Fifty Years a Medium – Chapter 10, 1/7 by Estelle Roberts

CHAPTER TEN,
SPEAKING IN MANY TONGUES

I have often been asked about speech in the spirit world. Is there one common language, or is there a Babel of all the tongues we know on earth? This is a difficult question, one which nobody can claim to answer with certainty. There is a strong school of thought which believes that there is no language, since none is necessary.

This argument is based on the fact that thought is fundamental and common to both worlds. Speech, on the other hand, is essentially physical, while language is no more than a man-made device for transmitting thought through speech. It is therefore only in the physical realm that thought has to be translated into phonetic sounds. In the spirit world, a thought has only to be projected by one denizen to be perfectly understood by another.

I accept this as an interesting theory, but I believe it to be only partially correct. It is certainly true of advanced souls who have been in the spirit worlds for eons of time because, during their early essays at trance communications and the direct voice, there is ample evidence to show they have lost their facility for words.

Red Cloud has told us that he faced this problem when he returned to earth as a spiritual teacher. Through lack of use he had become unaccustomed to the slow and ponderous practice of speech. When he first spoke through me, his words were halted and stilted, the English of the foreign classroom.
But he quickly improved so that now he is capable of expressive and eloquent language or, when he is in jocular mood, the colloquial idiom of the present day. Yet he still retains certain characteristic pronunciations – “spurrit” for “spirit” is a notable example – which serve only to endear him more firmly in the hearts of his listeners.

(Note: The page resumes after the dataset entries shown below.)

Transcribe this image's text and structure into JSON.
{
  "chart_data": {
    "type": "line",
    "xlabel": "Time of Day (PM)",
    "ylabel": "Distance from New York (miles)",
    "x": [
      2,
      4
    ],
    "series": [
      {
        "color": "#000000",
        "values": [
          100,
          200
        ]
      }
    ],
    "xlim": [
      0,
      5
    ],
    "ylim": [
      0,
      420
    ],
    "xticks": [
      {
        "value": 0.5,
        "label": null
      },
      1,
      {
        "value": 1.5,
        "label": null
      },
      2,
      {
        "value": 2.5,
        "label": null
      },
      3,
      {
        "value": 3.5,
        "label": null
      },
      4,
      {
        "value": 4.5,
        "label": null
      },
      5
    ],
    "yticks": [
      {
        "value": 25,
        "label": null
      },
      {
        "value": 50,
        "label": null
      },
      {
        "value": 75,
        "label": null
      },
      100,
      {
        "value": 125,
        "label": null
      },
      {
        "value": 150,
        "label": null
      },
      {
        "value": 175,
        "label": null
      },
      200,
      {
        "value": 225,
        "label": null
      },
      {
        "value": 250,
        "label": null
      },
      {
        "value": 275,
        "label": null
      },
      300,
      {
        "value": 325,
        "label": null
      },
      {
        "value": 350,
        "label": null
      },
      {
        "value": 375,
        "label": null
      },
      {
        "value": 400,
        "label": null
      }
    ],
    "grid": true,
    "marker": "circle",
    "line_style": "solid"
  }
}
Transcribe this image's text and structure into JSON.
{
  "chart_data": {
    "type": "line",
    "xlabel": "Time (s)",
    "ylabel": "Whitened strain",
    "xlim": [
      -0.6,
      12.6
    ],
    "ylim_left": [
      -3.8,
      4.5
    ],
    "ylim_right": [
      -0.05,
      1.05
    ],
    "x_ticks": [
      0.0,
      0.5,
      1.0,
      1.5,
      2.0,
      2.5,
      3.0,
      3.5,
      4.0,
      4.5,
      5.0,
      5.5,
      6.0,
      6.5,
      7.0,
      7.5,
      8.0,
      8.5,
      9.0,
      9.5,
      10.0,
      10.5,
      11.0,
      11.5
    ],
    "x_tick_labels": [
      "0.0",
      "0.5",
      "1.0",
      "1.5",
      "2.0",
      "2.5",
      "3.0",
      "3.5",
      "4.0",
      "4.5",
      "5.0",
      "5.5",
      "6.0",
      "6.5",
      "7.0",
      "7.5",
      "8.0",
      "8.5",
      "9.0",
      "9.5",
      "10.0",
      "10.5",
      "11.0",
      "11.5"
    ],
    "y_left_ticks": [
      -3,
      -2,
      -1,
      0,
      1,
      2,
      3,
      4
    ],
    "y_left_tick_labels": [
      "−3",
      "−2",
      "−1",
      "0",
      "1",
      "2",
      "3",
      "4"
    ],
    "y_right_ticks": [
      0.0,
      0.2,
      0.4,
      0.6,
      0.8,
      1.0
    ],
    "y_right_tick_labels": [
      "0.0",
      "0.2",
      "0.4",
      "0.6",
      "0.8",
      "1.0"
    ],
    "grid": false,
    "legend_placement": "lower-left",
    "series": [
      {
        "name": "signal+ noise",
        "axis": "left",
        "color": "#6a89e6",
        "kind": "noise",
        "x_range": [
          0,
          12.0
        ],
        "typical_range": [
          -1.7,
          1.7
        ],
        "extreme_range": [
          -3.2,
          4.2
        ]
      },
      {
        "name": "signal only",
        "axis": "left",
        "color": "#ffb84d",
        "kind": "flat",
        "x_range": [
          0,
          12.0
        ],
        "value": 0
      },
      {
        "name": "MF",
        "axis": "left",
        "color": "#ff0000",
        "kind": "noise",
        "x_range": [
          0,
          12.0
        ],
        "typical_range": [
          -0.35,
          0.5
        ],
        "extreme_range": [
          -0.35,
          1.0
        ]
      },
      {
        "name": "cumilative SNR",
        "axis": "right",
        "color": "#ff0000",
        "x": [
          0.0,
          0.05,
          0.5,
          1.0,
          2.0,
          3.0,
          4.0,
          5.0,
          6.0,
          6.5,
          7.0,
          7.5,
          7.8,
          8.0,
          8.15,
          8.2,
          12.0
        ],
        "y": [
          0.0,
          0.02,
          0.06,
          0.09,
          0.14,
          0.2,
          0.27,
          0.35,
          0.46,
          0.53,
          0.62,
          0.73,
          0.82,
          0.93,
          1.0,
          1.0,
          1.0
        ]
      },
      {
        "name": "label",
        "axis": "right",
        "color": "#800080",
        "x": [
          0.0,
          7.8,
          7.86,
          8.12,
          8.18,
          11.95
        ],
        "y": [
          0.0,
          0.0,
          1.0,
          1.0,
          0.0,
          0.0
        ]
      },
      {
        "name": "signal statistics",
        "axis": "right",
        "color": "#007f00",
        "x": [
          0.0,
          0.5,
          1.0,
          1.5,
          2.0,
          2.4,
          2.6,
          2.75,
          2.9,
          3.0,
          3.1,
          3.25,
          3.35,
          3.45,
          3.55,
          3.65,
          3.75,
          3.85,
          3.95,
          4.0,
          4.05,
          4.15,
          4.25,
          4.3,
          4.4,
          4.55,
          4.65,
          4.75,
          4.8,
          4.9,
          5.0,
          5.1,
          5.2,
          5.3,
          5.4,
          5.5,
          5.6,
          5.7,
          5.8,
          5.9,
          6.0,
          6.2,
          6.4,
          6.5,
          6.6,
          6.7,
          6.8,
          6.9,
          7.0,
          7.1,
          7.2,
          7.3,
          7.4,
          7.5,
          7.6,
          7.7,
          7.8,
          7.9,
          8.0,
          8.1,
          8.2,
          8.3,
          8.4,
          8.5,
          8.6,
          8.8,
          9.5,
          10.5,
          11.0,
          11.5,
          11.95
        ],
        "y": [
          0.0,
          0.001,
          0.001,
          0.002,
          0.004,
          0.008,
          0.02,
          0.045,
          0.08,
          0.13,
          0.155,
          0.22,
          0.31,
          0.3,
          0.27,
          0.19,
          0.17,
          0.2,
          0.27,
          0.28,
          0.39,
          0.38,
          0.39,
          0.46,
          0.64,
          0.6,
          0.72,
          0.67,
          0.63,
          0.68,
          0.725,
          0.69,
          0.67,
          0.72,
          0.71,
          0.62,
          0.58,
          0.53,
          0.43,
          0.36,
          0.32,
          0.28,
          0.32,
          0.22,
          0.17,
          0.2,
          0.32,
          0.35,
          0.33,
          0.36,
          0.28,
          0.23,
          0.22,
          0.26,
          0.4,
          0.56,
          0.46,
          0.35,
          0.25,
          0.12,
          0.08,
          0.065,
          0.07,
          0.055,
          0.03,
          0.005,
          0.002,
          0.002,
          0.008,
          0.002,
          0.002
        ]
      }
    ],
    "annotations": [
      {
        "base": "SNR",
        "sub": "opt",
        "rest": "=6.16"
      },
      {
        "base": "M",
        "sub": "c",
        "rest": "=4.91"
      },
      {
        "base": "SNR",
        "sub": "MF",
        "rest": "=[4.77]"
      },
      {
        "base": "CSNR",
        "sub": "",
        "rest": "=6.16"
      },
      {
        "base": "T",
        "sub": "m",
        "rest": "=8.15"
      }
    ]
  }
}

It is in its application to more recent newcomers to spirit life that I do not agree with the theory that no language is spoken by them. I do not believe that those who have recently passed over immediately have the faculty of thought communication. I believe they continue to speak the language of their mother-tongue for a very long time after their passing, a view supported by the ease with which they revert to their native language when they communicate with their friends.

Through direct voice communications I have been instrumental in transmitting messages in a score of languages of which I have not the least knowledge, either as to the meaning of the words spoken, or of their pronunciation. When I demonstrate clairaudience I am able to repeat words I hear spoken in foreign languages that are completely unknown to me.

In the early days of my psychic career, these foreign sounds eluded me; they reached my ear, jumbled and incomprehensible. Try as I would, I could not separate them or reproduce them in any recognizable form.